SOUTHINGTON — Preliminary plans for a new library were presented at a special meeting of the Library Building Committee on Wednesday.
Whiting-Turner Contracting Co. presented a comprehensive cost breakdown of a planned 24,000-square-foot building, further solidifying the town’s decision to pursue a smaller building in light of rising material costs.
Though the proposed design is not yet final, and needs to be officially approved by the Town Council and Board of Finance, Whiting-Turner is hoping to have plans finalized before the end of the year so it can break ground by June.
The estimated price of construction for the current plan is $18.67 million, higher than the $17 million allocated in a referendum last November, leaving committee members torn on what to cut from the plan to reduce costs.
The committee discussed the cost of furniture, fixtures and equipment for the building, including shelves, art fixtures and computers. These account for $3.7 million of the overall project cost, with $14.9 million going towards the construction and development of the site.
Rather than cut back on new equipment, committee members debated altering parts of the building to cut costs – such as removing the proposed drive-through reception desk and a bay of sliding glass doors that open to the outdoors to increase community space in the summer.
Project planners were open to making alterations, but otherwise seemed committed to the current 24,000 square-foot design because returning to the original 30,000 square-foot plan would require more time and cost more money.
“No idea is a bad idea at this point in the game. I won’t say that six months from now,” said Whiting-Turner’s Tim Kostuk, project construction manager. “Because there’s a cost of redesign, there’s a cost of time, now’s the time to make changes.”
The committee is expected to discuss more potential changes to the plan at its next meeting Oct. 19.
Committee member Ralph Warner took issue with the sloped roof of the library’s central meeting space, which pitches back onto a flat section of the building between the first and second floors. His concern is with rain and snow falling back onto that part of the roof, it will begin to leak within several years.

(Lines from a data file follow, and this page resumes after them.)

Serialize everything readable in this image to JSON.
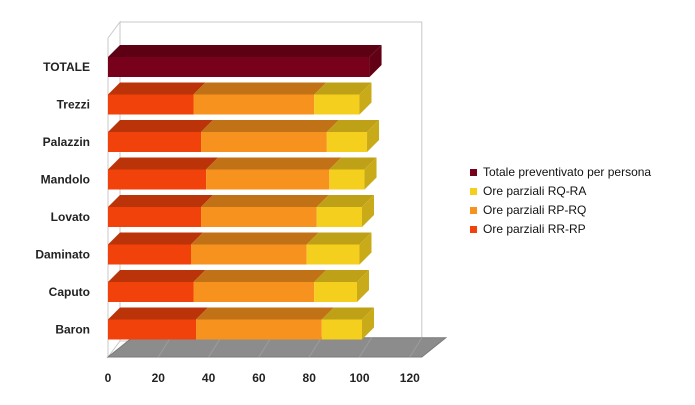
{
  "chart_data": {
    "type": "bar",
    "orientation": "horizontal",
    "stacked": true,
    "style": "3d",
    "categories": [
      "TOTALE",
      "Trezzi",
      "Palazzin",
      "Mandolo",
      "Lovato",
      "Daminato",
      "Caputo",
      "Baron"
    ],
    "series": [
      {
        "name": "Ore parziali RR-RP",
        "color": "#f0420a",
        "values": [
          0,
          34,
          37,
          39,
          37,
          33,
          34,
          35
        ]
      },
      {
        "name": "Ore parziali RP-RQ",
        "color": "#f7921e",
        "values": [
          0,
          48,
          50,
          49,
          46,
          46,
          48,
          50
        ]
      },
      {
        "name": "Ore parziali RQ-RA",
        "color": "#f5cf1e",
        "values": [
          0,
          18,
          16,
          14,
          18,
          21,
          17,
          16
        ]
      },
      {
        "name": "Totale preventivato per persona",
        "color": "#77001a",
        "values": [
          104,
          0,
          0,
          0,
          0,
          0,
          0,
          0
        ]
      }
    ],
    "legend_order": [
      "Totale preventivato per persona",
      "Ore parziali RQ-RA",
      "Ore parziali RP-RQ",
      "Ore parziali RR-RP"
    ],
    "x_ticks": [
      "0",
      "20",
      "40",
      "60",
      "80",
      "100",
      "120"
    ],
    "xlim": [
      0,
      120
    ],
    "grid": false,
    "legend_position": "right"
  }
}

“You should never pitch water toward another building,” Warner said. “I give that five years and it’s going to leak.”
Despite exceeding budget, the committee expressed satisfaction that they were close to the target number. Members felt even with the tentative commitment to a smaller, 24,000 square foot structure, that it will be a significant change from the current building. All the space will be usable. In the existing 21,000 square foot library, about 6,000 square feet in the basement is largely unusable.
“I think 24,000 square feet compared to this building, it’s night and day,” Committee Vice Chair Paul Champagne said.
Mary Baker, a member of the town library board, echoed similar sentiments.
“I’m very excited to see us go forward with the new building and see what we can manage with a new facility,” she said. “We’re going to have a study space, we’re going to have a programming space, we’re going to eliminate sound issues and we’re going to keep the entire collection. So I’d like to say that size doesn’t matter, perhaps.”
However, some residents remain dissatisfied that the planned building is way short of the original 30,000 square foot proposal - saying the 24,000 square foot plan isn’t large enough to serve the size of the community.
“It really feels like we’re just moving forward with the 24,000 square foot library. It seems like there’s a disconnect from the conversations that are happening both at Town Council and the community about looking for more money, looking for ways to give this town a library that would be appropriately sized,” said resident Katie Wade.
The town will be hosting a booth during the second weekend of the upcoming Apple Harvest Festival to answer questions about plans for the library.